An Addict Among Us: Part One

cell phone laid face down in a dark room. Multi-colored light shows around the edges.

In the state of Maine 400 overdose deaths occurred in 2017. This year it is likely that the number will be matched or exceeded. To say the least, opioid addiction is a major problem for our society. I recently attended a conference in Maine that focused on opioid addiction among veterans. Some of the problems identified were the fragmentation of the system of care and the limited resources for treating addiction. A major issue we talked about was the lack of understanding that the general public has about addiction. Many still view it as a moral issue and believe that those who become addicted are weak. The stigma of being addicted keeps people from seeking treatment. The skills and attitudes of resilience are ones that our society in general needs to combat a variety of problems including addiction. One of the tools that we have developed to educate the public about the different struggles that we are facing is Bounce Back, a serious game that asks participants to respond to challenges using the skills and attitudes of resilience.
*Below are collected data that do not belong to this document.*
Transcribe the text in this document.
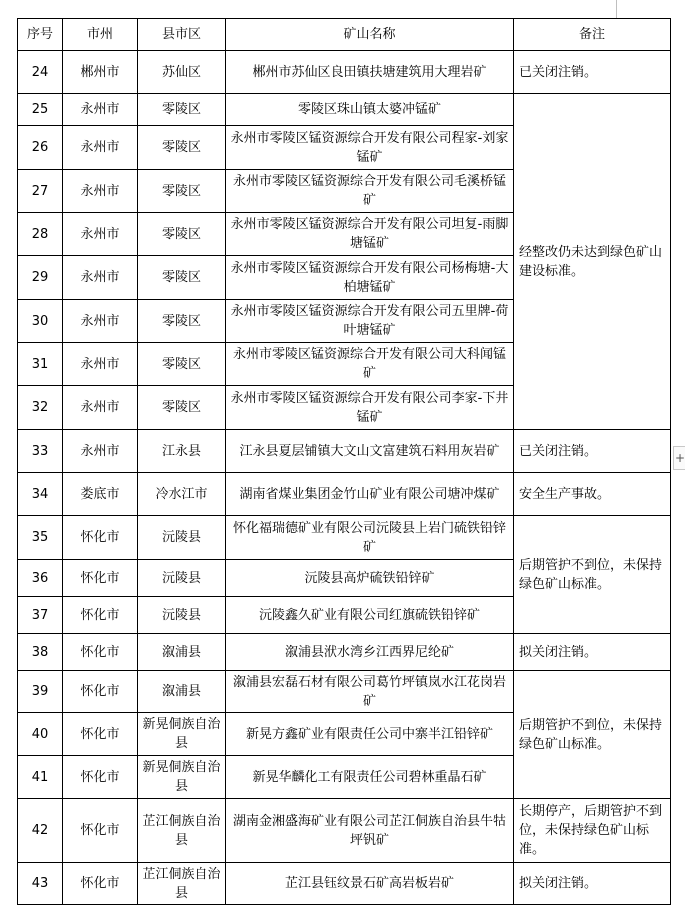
+
序号	市州	县市区	矿山名称	备注
24	郴州市	苏仙区	郴州市苏仙区良田镇扶塘建筑用大理岩矿	已关闭注销。
25	永州市	零陵区	零陵区珠山镇太婆冲锰矿	经整改仍未达到绿色矿山建设标准。
26	永州市	零陵区	永州市零陵区锰资源综合开发有限公司程家-刘家锰矿	
27	永州市	零陵区	永州市零陵区锰资源综合开发有限公司毛溪桥锰矿	
28	永州市	零陵区	永州市零陵区锰资源综合开发有限公司坦复-雨脚塘锰矿	
29	永州市	零陵区	永州市零陵区锰资源综合开发有限公司杨梅塘-大柏塘锰矿	
30	永州市	零陵区	永州市零陵区锰资源综合开发有限公司五里牌-荷叶塘锰矿	
31	永州市	零陵区	永州市零陵区锰资源综合开发有限公司大科闻锰矿	
32	永州市	零陵区	永州市零陵区锰资源综合开发有限公司李家-下井锰矿	
33	永州市	江永县	江永县夏层铺镇大文山文富建筑石料用灰岩矿	已关闭注销。
34	娄底市	冷水江市	湖南省煤业集团金竹山矿业有限公司塘冲煤矿	安全生产事故。
35	怀化市	沅陵县	怀化福瑞德矿业有限公司沅陵县上岩门硫铁铅锌矿	后期管护不到位，未保持绿色矿山标准。
36	怀化市	沅陵县	沅陵县高炉硫铁铅锌矿	
37	怀化市	沅陵县	沅陵鑫久矿业有限公司红旗硫铁铅锌矿	
38	怀化市	溆浦县	溆浦县洑水湾乡江西界尼纶矿	拟关闭注销。
39	怀化市	溆浦县	溆浦县宏磊石材有限公司葛竹坪镇岚水江花岗岩矿	后期管护不到位，未保持绿色矿山标准。
40	怀化市	新晃侗族自治县	新晃方鑫矿业有限责任公司中寨半江铅锌矿	
41	怀化市	新晃侗族自治县	新晃华麟化工有限责任公司碧林重晶石矿	
42	怀化市	芷江侗族自治县	湖南金湘盛海矿业有限公司芷江侗族自治县牛牯坪钒矿	长期停产，后期管护不到位，未保持绿色矿山标准。
43	怀化市	芷江侗族自治县	芷江县钰纹景石矿高岩板岩矿	拟关闭注销。
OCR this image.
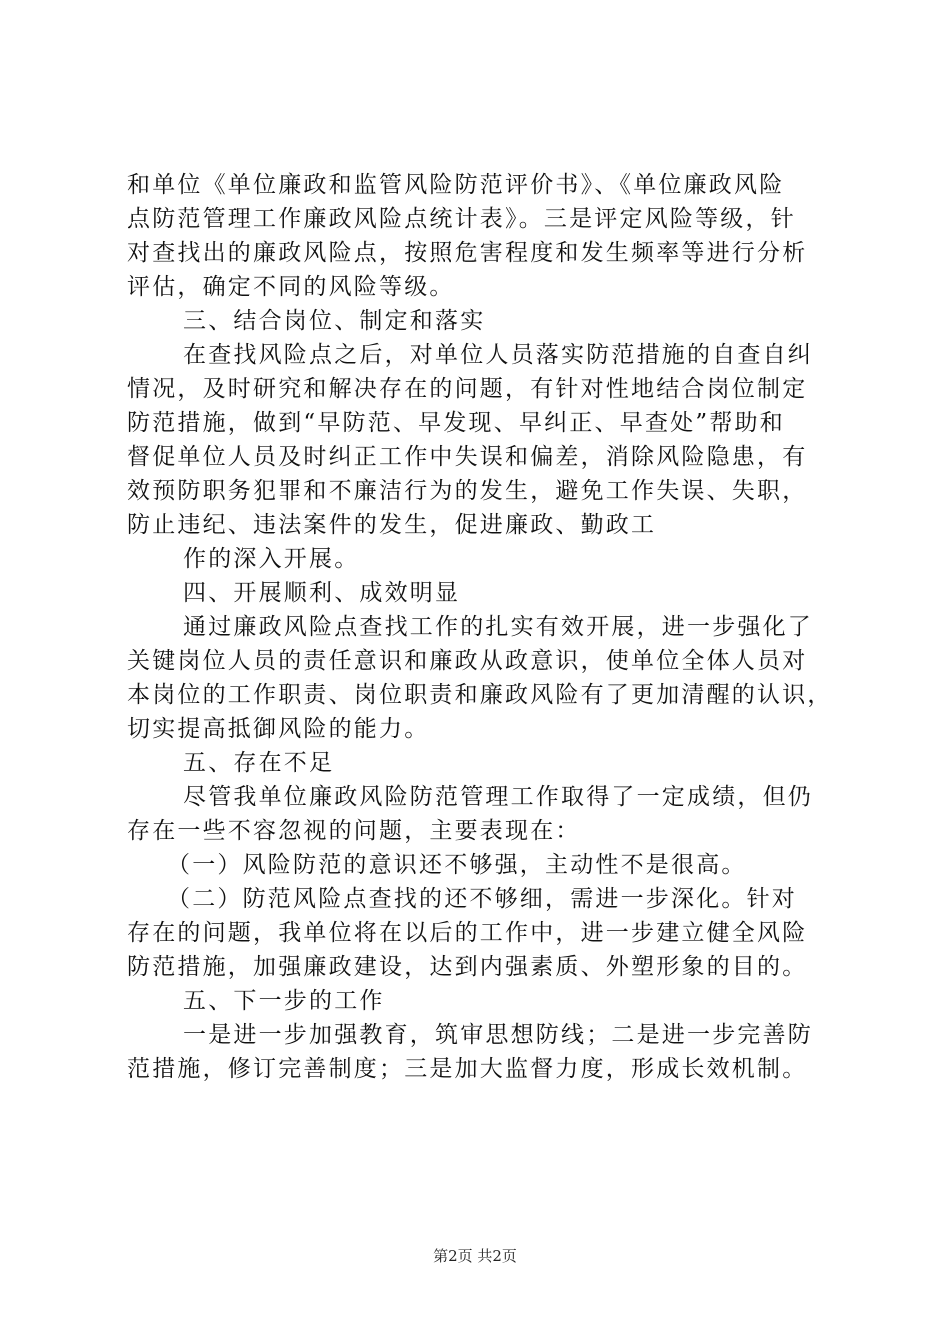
和单位《单位廉政和监管风险防范评价书》、《单位廉政风险
点防范管理工作廉政风险点统计表》。三是评定风险等级，针
对查找出的廉政风险点，按照危害程度和发生频率等进行分析
评估，确定不同的风险等级。
三、结合岗位、制定和落实
在查找风险点之后，对单位人员落实防范措施的自查自纠
情况，及时研究和解决存在的问题，有针对性地结合岗位制定
防范措施，做到“早防范、早发现、早纠正、早查处”帮助和
督促单位人员及时纠正工作中失误和偏差，消除风险隐患，有
效预防职务犯罪和不廉洁行为的发生，避免工作失误、失职，
防止违纪、违法案件的发生，促进廉政、勤政工
作的深入开展。
四、开展顺利、成效明显
通过廉政风险点查找工作的扎实有效开展，进一步强化了
关键岗位人员的责任意识和廉政从政意识，使单位全体人员对
本岗位的工作职责、岗位职责和廉政风险有了更加清醒的认识，
切实提高抵御风险的能力。
五、存在不足
尽管我单位廉政风险防范管理工作取得了一定成绩，但仍
存在一些不容忽视的问题，主要表现在：
（一）风险防范的意识还不够强，主动性不是很高。
（二）防范风险点查找的还不够细，需进一步深化。针对
存在的问题，我单位将在以后的工作中，进一步建立健全风险
防范措施，加强廉政建设，达到内强素质、外塑形象的目的。
五、下一步的工作
一是进一步加强教育，筑审思想防线；二是进一步完善防
范措施，修订完善制度；三是加大监督力度，形成长效机制。
第2页 共2页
For the next few posts, we are going to focus on addiction using some of the challenge questions from Bounce Back. Some of the challenge questions I think you will find provocative. We encourage you to talk with others and to respond to the challenge by describing in some detail how you would deal with the challenge of using the skills and attitudes of resilience.

Here’s the first one: phone rings. You roll over to see that it is 3:20 a.m. Your breathing races along with your heart. You want to answer the phone but you’re frozen with fear. Is tonight the night she overdoses? Your husband rolls out of bed. “This better not be more BS from Jenna. I’ve had about enough!”
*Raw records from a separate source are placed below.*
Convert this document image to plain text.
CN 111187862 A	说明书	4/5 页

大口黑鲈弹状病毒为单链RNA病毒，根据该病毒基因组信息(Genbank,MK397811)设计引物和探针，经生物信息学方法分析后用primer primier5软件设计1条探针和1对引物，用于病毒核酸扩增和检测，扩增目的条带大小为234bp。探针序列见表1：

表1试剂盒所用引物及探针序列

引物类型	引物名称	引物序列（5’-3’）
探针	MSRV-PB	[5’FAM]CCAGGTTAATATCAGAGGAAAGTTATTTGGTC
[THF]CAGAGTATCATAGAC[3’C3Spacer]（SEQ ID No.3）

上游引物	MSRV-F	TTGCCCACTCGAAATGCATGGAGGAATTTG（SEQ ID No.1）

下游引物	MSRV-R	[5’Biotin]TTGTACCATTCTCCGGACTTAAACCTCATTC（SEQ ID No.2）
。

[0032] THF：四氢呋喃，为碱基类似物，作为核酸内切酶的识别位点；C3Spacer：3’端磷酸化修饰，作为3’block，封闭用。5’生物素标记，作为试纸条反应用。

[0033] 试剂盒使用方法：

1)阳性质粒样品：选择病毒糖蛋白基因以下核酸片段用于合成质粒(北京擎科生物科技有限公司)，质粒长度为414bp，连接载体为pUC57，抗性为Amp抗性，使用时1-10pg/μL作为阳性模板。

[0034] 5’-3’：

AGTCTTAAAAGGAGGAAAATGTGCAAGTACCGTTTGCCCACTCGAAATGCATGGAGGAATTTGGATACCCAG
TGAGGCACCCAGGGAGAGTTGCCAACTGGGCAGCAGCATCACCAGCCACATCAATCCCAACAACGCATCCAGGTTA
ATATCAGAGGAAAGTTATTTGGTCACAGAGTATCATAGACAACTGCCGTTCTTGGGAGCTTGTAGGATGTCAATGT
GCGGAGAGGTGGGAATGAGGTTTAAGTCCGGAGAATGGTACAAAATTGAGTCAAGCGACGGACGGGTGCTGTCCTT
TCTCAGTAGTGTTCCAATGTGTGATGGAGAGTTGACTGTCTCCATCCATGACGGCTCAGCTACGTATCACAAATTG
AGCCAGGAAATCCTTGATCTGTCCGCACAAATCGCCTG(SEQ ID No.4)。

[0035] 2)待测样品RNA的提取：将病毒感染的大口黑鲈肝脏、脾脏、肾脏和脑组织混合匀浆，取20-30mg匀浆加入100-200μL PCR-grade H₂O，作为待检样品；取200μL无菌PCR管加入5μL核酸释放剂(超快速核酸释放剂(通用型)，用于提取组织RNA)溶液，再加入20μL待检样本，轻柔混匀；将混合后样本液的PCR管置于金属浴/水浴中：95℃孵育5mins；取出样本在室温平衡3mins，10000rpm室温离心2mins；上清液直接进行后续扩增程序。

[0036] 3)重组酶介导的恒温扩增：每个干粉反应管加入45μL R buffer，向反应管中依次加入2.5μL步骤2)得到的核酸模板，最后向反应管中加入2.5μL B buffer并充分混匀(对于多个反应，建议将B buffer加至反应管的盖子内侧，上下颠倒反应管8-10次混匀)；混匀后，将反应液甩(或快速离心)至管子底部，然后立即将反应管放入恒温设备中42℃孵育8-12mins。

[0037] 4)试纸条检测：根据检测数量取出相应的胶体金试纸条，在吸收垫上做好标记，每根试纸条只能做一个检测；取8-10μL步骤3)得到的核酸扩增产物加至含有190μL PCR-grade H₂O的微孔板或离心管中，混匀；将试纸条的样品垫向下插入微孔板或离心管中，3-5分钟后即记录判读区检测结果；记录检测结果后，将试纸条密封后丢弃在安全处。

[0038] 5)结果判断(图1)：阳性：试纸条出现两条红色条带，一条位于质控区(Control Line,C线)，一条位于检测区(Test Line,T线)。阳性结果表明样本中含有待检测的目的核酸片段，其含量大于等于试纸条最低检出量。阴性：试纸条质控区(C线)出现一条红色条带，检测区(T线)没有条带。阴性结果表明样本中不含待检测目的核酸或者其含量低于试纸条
So how would you deal with the situation? Your daughter is a major issue for you in terms of her addiction, but your husband’s attitude sounds like it is also a challenge.
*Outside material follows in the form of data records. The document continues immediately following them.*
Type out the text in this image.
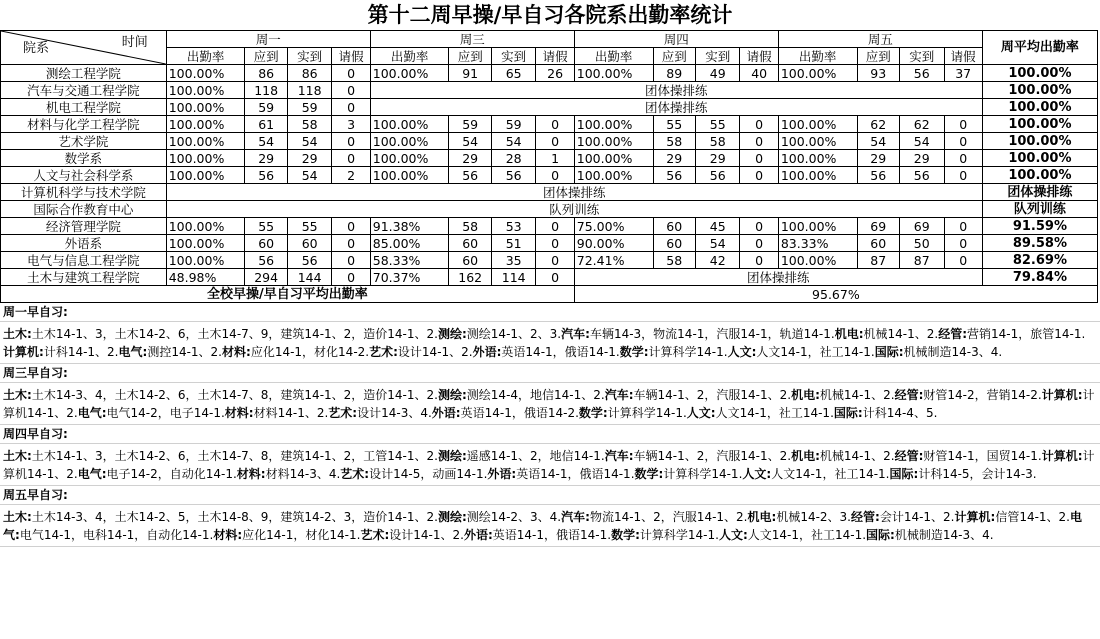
第十二周早操/早自习各院系出勤率统计
院系 时间	周一				周三				周四				周五				周平均出勤率
	出勤率	应到	实到	请假	出勤率	应到	实到	请假	出勤率	应到	实到	请假	出勤率	应到	实到	请假	
测绘工程学院	100.00%	86	86	0	100.00%	91	65	26	100.00%	89	49	40	100.00%	93	56	37	100.00%
汽车与交通工程学院	100.00%	118	118	0	团体操排练												100.00%
机电工程学院	100.00%	59	59	0	团体操排练												100.00%
材料与化学工程学院	100.00%	61	58	3	100.00%	59	59	0	100.00%	55	55	0	100.00%	62	62	0	100.00%
艺术学院	100.00%	54	54	0	100.00%	54	54	0	100.00%	58	58	0	100.00%	54	54	0	100.00%
数学系	100.00%	29	29	0	100.00%	29	28	1	100.00%	29	29	0	100.00%	29	29	0	100.00%
人文与社会科学系	100.00%	56	54	2	100.00%	56	56	0	100.00%	56	56	0	100.00%	56	56	0	100.00%
计算机科学与技术学院	团体操排练																团体操排练
国际合作教育中心	队列训练																队列训练
经济管理学院	100.00%	55	55	0	91.38%	58	53	0	75.00%	60	45	0	100.00%	69	69	0	91.59%
外语系	100.00%	60	60	0	85.00%	60	51	0	90.00%	60	54	0	83.33%	60	50	0	89.58%
电气与信息工程学院	100.00%	56	56	0	58.33%	60	35	0	72.41%	58	42	0	100.00%	87	87	0	82.69%
土木与建筑工程学院	48.98%	294	144	0	70.37%	162	114	0	团体操排练								79.84%
全校早操/早自习平均出勤率									95.67%								
周一早自习:
土木:土木14-1、3，土木14-2、6，土木14-7、9，建筑14-1、2，造价14-1、2.测绘:测绘14-1、2、3.汽车:车辆14-3，物流14-1，汽服14-1，轨道14-1.机电:机械14-1、2.经管:营销14-1，旅管14-1.计算机:计科14-1、2.电气:测控14-1、2.材料:应化14-1，材化14-2.艺术:设计14-1、2.外语:英语14-1，俄语14-1.数学:计算科学14-1.人文:人文14-1，社工14-1.国际:机械制造14-3、4.
周三早自习:
土木:土木14-3、4，土木14-2、6，土木14-7、8，建筑14-1、2，造价14-1、2.测绘:测绘14-4，地信14-1、2.汽车:车辆14-1、2，汽服14-1、2.机电:机械14-1、2.经管:财管14-2，营销14-2.计算机:计算机14-1、2.电气:电气14-2，电子14-1.材料:材料14-1、2.艺术:设计14-3、4.外语:英语14-1，俄语14-2.数学:计算科学14-1.人文:人文14-1，社工14-1.国际:计科14-4、5.
周四早自习:
土木:土木14-1、3，土木14-2、6，土木14-7、8，建筑14-1、2，工管14-1、2.测绘:遥感14-1、2，地信14-1.汽车:车辆14-1、2，汽服14-1、2.机电:机械14-1、2.经管:财管14-1，国贸14-1.计算机:计算机14-1、2.电气:电子14-2，自动化14-1.材料:材料14-3、4.艺术:设计14-5，动画14-1.外语:英语14-1，俄语14-1.数学:计算科学14-1.人文:人文14-1，社工14-1.国际:计科14-5，会计14-3.
周五早自习:
土木:土木14-3、4，土木14-2、5，土木14-8、9，建筑14-2、3，造价14-1、2.测绘:测绘14-2、3、4.汽车:物流14-1、2，汽服14-1、2.机电:机械14-2、3.经管:会计14-1、2.计算机:信管14-1、2.电气:电气14-1，电科14-1，自动化14-1.材料:应化14-1，材化14-1.艺术:设计14-1、2.外语:英语14-1，俄语14-1.数学:计算科学14-1.人文:人文14-1，社工14-1.国际:机械制造14-3、4.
Here is some of the things that we think might be helpful. You need a support network of other people that you can turn to in addition to your family to help you deal with this challenge. Talk with other people — other family members, other friends. And manage the strong feelings that you have about this challenge. You need to acknowledge a lot of the anger, sadness, disappointment that you may feel. Take care of yourself in this process. You will be unable to take care of anyone else if you do not.

Try to see the big picture. The present situation is temporary, not permanent. Her addiction and your husband’s attitude have an impact on your life.  While it may be a major impact, it doesn’t affect everything. And don’t blame yourself for anyone else. Addiction is a disease and needs to be treated like one. Blaming yourself for the person with the addiction does not help.

Will be talking more about the issues around managing addiction in our society in the coming months.